Detained mother Nazanin Zaghari-Ratcliffe said it made her “heart melt” to have her seven-year-old daughter accept a bravery award on her behalf.
Gabriella read a speech written by her mother, who remains in Iran almost six years after her arrest and imprisonment.
Mrs Zaghari-Ratcliffe, a British-Iranian dual national, has been recognised at the Magnitsky Human Rights Awards.
Her husband, Richard, who recently spent 21 days on hunger strike to draw attention to his wife’s case, said the family was “very proud” of the honour.
Accepting the “courage under fire” award on her behalf at the event in London on Thursday evening, Gabriella read her mother’s words.
She said: “Thank you for this award. It means a lot to me and to my cellmates still in Evin Prison, that we are not forgotten.
“It makes my heart melt to see my daughter, now big enough to receive this award and to read these words.
“One day may we live in a world where we do not need to fight for our freedom. But thank you to all of you for walking next to us while we still need to do this fight, and for still reminding us that freedom is one day closer.”
Mrs Zaghari-Ratcliffe was arrested in Iran in 2016 as she prepared to fly back to the UK, having taken Gabriella – then not even two years old – to see relatives.
She was accused of plotting to overthrow the Iranian government and sentenced to five years in jail, spending four years in Evin Prison and one under house arrest.
She remains in Iran at her parents’ home, with an appeal against her latest conviction having been rejected, and has always denied all charges against her.
A historic £400 million debt that Britain owes to Tehran – relating to a cancelled order for 1,500 Chieftain tanks dating back to the 1970s – has been linked to her detention, as well as that of other UK-Iranian dual nationals held in the country.
Speaking before the awards, Mr Ratcliffe said: “Nazanin was very pleased to hear of this award, for herself but also for all the others detained in Iran that you don’t get to hear about.
“The Iranian regime gets away with terrible crimes that thrive in darkness where accountability should be.”
The awards are named after a Russian lawyer, Sergei Magnitsky, who uncovered large-scale tax fraud in his home country and died in prison after giving evidence against corrupt officials.
So-called Magnitsky sanctions target those responsible for human rights violations or corruption.

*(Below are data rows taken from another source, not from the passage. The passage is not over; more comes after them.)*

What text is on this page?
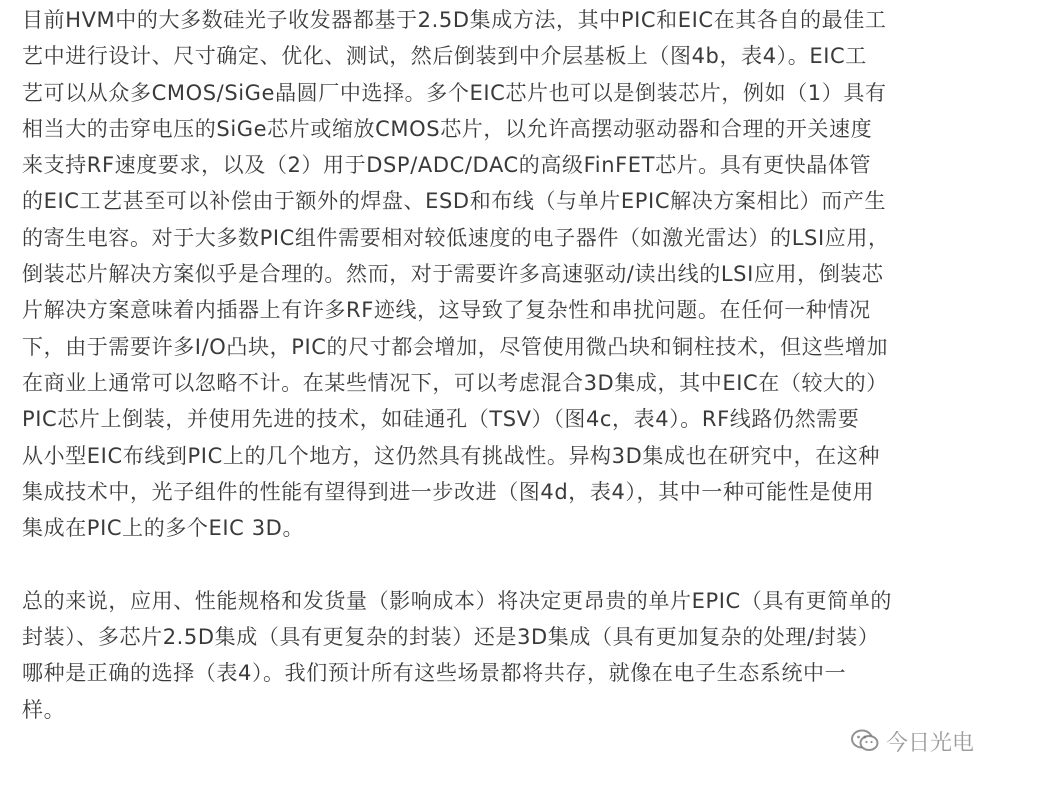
目前HVM中的大多数硅光子收发器都基于2.5D集成方法，其中PIC和EIC在其各自的最佳工
艺中进行设计、尺寸确定、优化、测试，然后倒装到中介层基板上（图4b，表4）。EIC工
艺可以从众多CMOS/SiGe晶圆厂中选择。多个EIC芯片也可以是倒装芯片，例如（1）具有
相当大的击穿电压的SiGe芯片或缩放CMOS芯片，以允许高摆动驱动器和合理的开关速度
来支持RF速度要求，以及（2）用于DSP/ADC/DAC的高级FinFET芯片。具有更快晶体管
的EIC工艺甚至可以补偿由于额外的焊盘、ESD和布线（与单片EPIC解决方案相比）而产生
的寄生电容。对于大多数PIC组件需要相对较低速度的电子器件（如激光雷达）的LSI应用，
倒装芯片解决方案似乎是合理的。然而，对于需要许多高速驱动/读出线的LSI应用，倒装芯
片解决方案意味着内插器上有许多RF迹线，这导致了复杂性和串扰问题。在任何一种情况
下，由于需要许多I/O凸块，PIC的尺寸都会增加，尽管使用微凸块和铜柱技术，但这些增加
在商业上通常可以忽略不计。在某些情况下，可以考虑混合3D集成，其中EIC在（较大的）
PIC芯片上倒装，并使用先进的技术，如硅通孔（TSV）（图4c，表4）。RF线路仍然需要
从小型EIC布线到PIC上的几个地方，这仍然具有挑战性。异构3D集成也在研究中，在这种
集成技术中，光子组件的性能有望得到进一步改进（图4d，表4），其中一种可能性是使用
集成在PIC上的多个EIC 3D。
总的来说，应用、性能规格和发货量（影响成本）将决定更昂贵的单片EPIC（具有更简单的
封装）、多芯片2.5D集成（具有更复杂的封装）还是3D集成（具有更加复杂的处理/封装）
哪种是正确的选择（表4）。我们预计所有这些场景都将共存，就像在电子生态系统中一
样。
今日光电
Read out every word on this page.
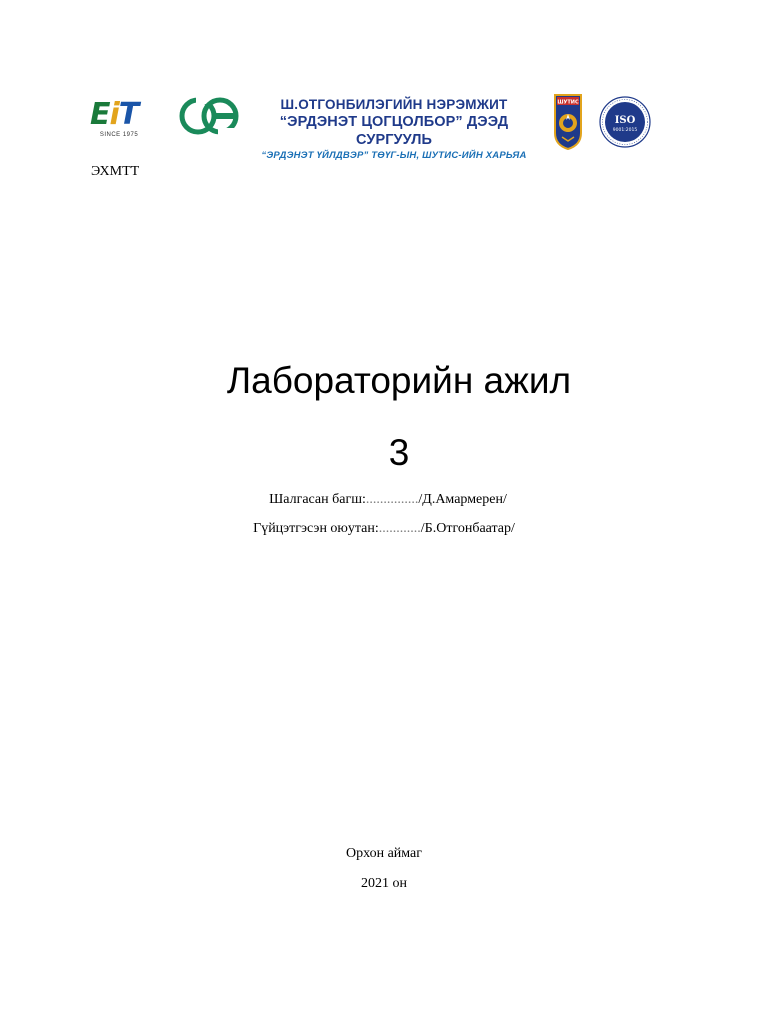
EiT
SINCE 1975
Ш.ОТГОНБИЛЭГИЙН НЭРЭМЖИТ
“ЭРДЭНЭТ ЦОГЦОЛБОР” ДЭЭД СУРГУУЛЬ
“ЭРДЭНЭТ ҮЙЛДВЭР” ТӨҮГ-ЫН, ШУТИС-ИЙН ХАРЬЯА
ШУТИС
ISO
9001:2015
ЭХМТТ
Лабораторийн ажил
3
Шалгасан багш:.............../Д.Амармерен/
Гүйцэтгэсэн оюутан:............/Б.Отгонбаатар/
Орхон аймаг
2021 он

Mr Ratcliffe added: “We are strengthened by the Global Magnitsky Justice Campaign’s recognition of that danger and the role of Magnitsky sanctions in challenging Iran’s state hostage-taking.
“All our family are very proud of this award.”
He told the PA news agency that the recognition was a “lovely surprise” for his wife, “knowing that other people care, and can see your injustice, knowing that you are not alone”.
He added that she was “a proud mum of her growing-up girl” .
Rupert Skilbeck, director of human rights organisation Redress, which has been part of the campaign to have Mrs Zaghari-Ratcliffe returned to the UK, said she had “endured intolerable suffering in Iran”.
He added: “This award is a timely reminder of the resilience and courage shown by many survivors of torture in the face of the most brutal human rights abuses.
“In recognising this, we must not forget that survivors deserve, and must receive, justice and reparation.
“The UK Government can and must impose Magnitsky sanctions on those responsible for Nazanin’s suffering.”
Bill Browder, head of the Global Magnitsky Justice Campaign and chief executive of Hermitage Capital Management, said: “Nazanin has bravely endured an unbelievable and unjust situation with grace and courage.
“Nobody should ever be put in a situation like this, but in spite of the pressure, she has proven how powerful she can be even in the most powerless situation.
“Her hostage-takers should understand that their crimes won’t go unpunished.”